Evaluation of CO 2 sealing potential of heterogeneous Eau Claire shale

Abstract

Abstract During geological carbon dioxide storage in deep saline aquifers, buoyant CO 2 tends to float upwards in the reservoir overlaid by a low permeable formation called a caprock. Caprocks should serve as barriers to potential CO 2 leakage that can happen through diffusion and permeation through faults, fractures or pore spaces. The leakage through intact caprock would mainly depend on its permeability and CO 2 breakthrough pressure and is affected by the heterogeneities in the material.
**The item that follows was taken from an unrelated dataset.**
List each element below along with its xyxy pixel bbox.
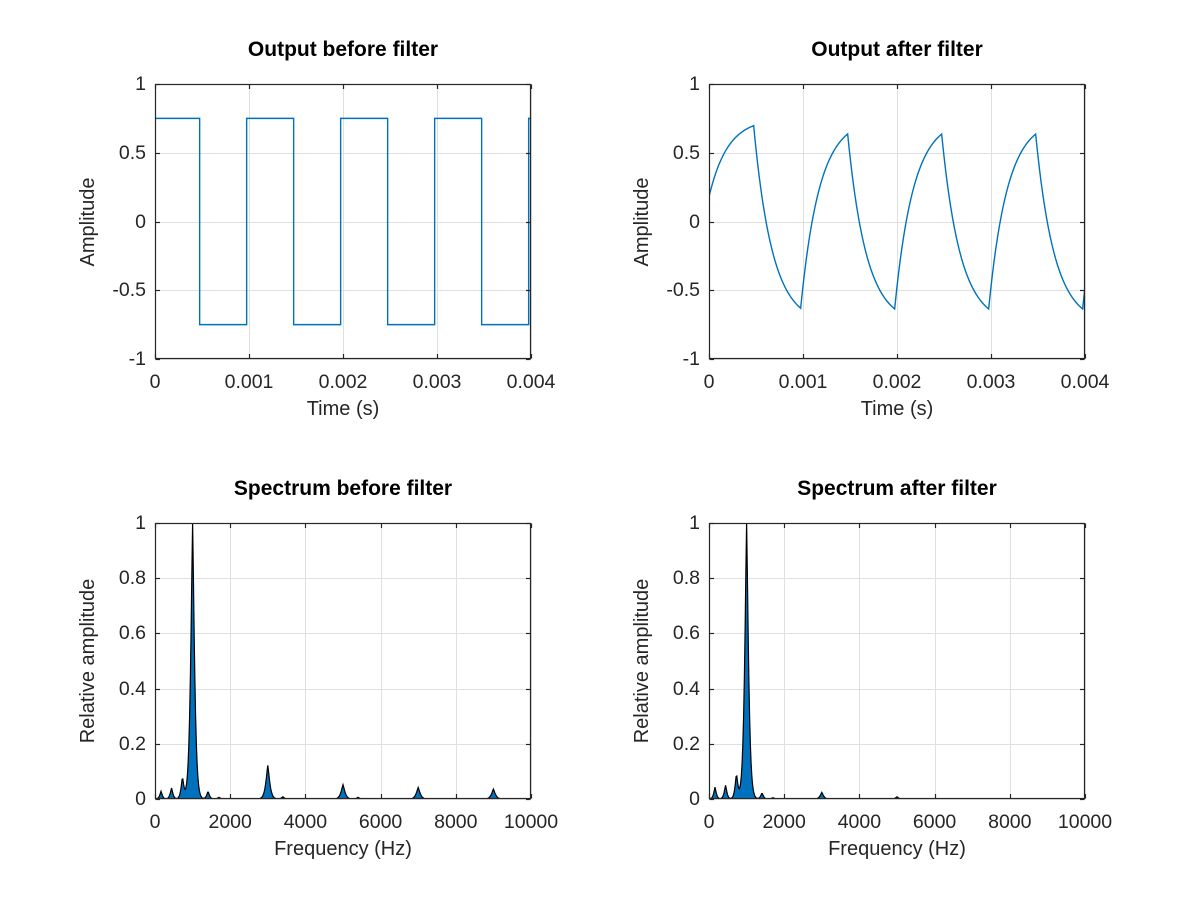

Here, we study the sealing potential of a caprock from the Illinois Basin – Eau Claire shale, with sandy and clayey fractions distinguished via electron microscopy, grain/pore size analyses and surface area characterization. The direct measurements of permeability of sandy shale provide the values on the order of 10 −15 m 2 , while clayey specimens are three orders of magnitude less permeable. The CO 2 breakthrough pressure under in situ stress conditions is 0.1 MPa for the sandy shale and 0.4 MPa for the clayey counterpart – these values are higher than those predicted by the porosimetry methods performed on the unconfined specimens. Sandy Eau Claire shale would allow penetration of large CO 2 volumes at low overpressures, while the clayey formation can potentially serve as a caprock in the absence of faults and fractures.